Ottoni e good vibes. Per semplice che possa sembrare, la formula dei britannici Ezra Collective si è rivelata sorprendentemente efficace, e in cinque anni ha portato l'ensemble jazz/afrobeat a milioni di ascoltatori (1,8 e rotti al mese, stando all'attuale conta di Spotify) nonché alla storica vittoria del Mercury Prize nel 2023, prima volta assoluta per artisti jazz.
Giunta ora al terzo album, la formazione londinese rilancia con nuovi spunti e collaborazioni. Di tutti i nomi dell'articolato panorama
neo-afrobeat del Regno Unito, gli Ezra Collective sono quelli dal
sound più accogliente: rispetto al taglio combattivo dei
Sons Of Kemet, allo slancio futuribile dei
The Comet Is Coming o al frullatore art-punk dei
Melt Yourself Down, le scelte della compagine londinese possono risultare curiosamente confortevoli. Difficile che questo classicismo sia del tutto slegato dal successo della formazione; va osservato, tuttavia, come questa indole faccia il paio con un'apertura all'esplorazione e alla contaminazione che garantisce la costante varietà di stimoli e brani.
Il passo spigliato, l'
interplay ricco, la tavolozza timbrica acustica e avvolgente sono gli ingredienti che danno a tutti i brani un carattere vivace e unitario, e al centro delle tessiture svettano in particolare gli strumenti dei cinque componenti della band: la tromba di Ife Ugonjobi, il sax tenore di James Mollison (in più di una traccia affiancato anche da
Nubya Garcia), batteria e basso dei fratelli Femi e TJ Koleoso, le tastiere di
Joe Armon-Jones.
Il mutare di queste ultime sposa la diversità di influssi della
tracklist: per la frizzante strumentale "Palm Wine" e diversi degli episodi più
jazzy è perfetto il timbro cristallino del
Rhodes, mentre altrove ("Have Patience", il singolo "God Gave My Feet For Dancing", cantato da Yazmin Lacey) sono i toni del pianoforte a proiettare eleganza sulla scena. In "Ajala" e "The Traveller" i colori si fanno più elettronici, con un simil-
Clavinet effettato e
funkeggiante nella prima, e nella seconda con cangianti venature sintetiche.

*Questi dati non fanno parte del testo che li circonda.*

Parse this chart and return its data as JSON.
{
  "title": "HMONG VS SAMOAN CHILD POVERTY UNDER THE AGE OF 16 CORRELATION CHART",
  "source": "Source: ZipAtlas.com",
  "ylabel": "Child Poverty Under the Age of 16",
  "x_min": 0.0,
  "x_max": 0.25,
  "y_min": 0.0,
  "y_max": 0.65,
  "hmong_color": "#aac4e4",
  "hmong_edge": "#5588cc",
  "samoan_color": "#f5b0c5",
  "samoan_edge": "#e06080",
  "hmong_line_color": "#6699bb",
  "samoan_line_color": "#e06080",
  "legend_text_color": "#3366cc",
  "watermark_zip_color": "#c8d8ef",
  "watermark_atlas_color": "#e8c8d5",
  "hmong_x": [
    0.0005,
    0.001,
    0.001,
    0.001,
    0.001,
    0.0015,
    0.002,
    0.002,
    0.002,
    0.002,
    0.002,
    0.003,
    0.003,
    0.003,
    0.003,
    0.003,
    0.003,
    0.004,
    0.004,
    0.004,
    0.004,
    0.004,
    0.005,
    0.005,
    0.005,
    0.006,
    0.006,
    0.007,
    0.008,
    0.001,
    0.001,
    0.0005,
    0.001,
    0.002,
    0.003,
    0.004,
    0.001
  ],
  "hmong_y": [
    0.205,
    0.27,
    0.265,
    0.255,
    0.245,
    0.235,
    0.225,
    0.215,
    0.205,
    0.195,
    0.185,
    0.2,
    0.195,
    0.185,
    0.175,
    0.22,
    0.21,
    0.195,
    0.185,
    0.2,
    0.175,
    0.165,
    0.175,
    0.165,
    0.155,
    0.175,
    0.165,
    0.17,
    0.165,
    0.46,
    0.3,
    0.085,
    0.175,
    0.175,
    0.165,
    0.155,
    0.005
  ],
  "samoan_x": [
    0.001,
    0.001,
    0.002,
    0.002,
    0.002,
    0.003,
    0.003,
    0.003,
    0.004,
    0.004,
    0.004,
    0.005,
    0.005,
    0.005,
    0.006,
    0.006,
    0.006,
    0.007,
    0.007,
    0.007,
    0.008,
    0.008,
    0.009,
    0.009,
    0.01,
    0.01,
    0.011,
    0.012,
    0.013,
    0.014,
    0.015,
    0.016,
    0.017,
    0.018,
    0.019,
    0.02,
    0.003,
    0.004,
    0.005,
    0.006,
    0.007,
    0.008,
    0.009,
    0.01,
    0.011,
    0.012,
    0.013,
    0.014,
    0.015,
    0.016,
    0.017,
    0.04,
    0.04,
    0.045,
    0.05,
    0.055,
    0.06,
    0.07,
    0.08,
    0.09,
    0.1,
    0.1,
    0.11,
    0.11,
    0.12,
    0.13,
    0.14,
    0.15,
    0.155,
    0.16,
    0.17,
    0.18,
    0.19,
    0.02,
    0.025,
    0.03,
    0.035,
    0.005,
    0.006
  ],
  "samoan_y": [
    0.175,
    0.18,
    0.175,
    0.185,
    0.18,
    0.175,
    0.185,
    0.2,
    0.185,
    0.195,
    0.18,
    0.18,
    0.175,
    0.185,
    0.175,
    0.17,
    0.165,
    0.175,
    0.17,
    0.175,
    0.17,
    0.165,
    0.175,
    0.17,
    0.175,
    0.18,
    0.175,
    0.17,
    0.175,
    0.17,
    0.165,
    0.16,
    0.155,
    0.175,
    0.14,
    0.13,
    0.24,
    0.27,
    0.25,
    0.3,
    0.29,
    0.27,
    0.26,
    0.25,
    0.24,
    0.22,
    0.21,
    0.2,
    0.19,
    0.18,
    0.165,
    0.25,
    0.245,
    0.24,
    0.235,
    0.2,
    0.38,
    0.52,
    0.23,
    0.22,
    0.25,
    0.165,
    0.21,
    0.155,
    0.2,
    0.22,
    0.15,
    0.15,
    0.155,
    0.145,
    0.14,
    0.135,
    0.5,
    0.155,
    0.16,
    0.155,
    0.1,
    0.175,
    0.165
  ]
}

Ma è dove entra in gioco la voce che si registrano le maggiori deviazioni stilistiche. "No One's Watching Me", con Olivia Dean, segue una sfumatura intima e suadente cui fa da contrappunto un lavoro ritmico decisamente fantasioso e frastagliato. "Streets Is Calling" lascia invece spazio al rap di M.anifest e Moonchild per un pezzo dal taglio sempre vitale, ma più notturno e urbano. Il già citato "God Gave My Feet For Dancing", pezzo più ascoltato del disco con 7 milioni e mezzo di streaming Spotify, combina infine calore e levigatezza per un midtempo armonioso e ritmicamente stratificato.
Notevoli anche "Expensive", reinterpretazione di "Expensive Shit" di
Fela Kuti, che come da programma spinge al massimo sui botta-e-risposta afrobeat, e la latineggiante "Shaking Body", un improvviso balzo transoceanico fra ritmi caraibici e svolazzi trombettistici. Due ulteriori prove dell'ampiezza di spettro di cui la band è capace, pur senza avventurarsi in territori ostentatamente sperimentali o rinnegare l'accattivante
liveness del proprio suono.
Ancora una volta, insomma, "Dance, No One's Watching" regala un’esperienza musicale energica, accessibile e ricca di personalità.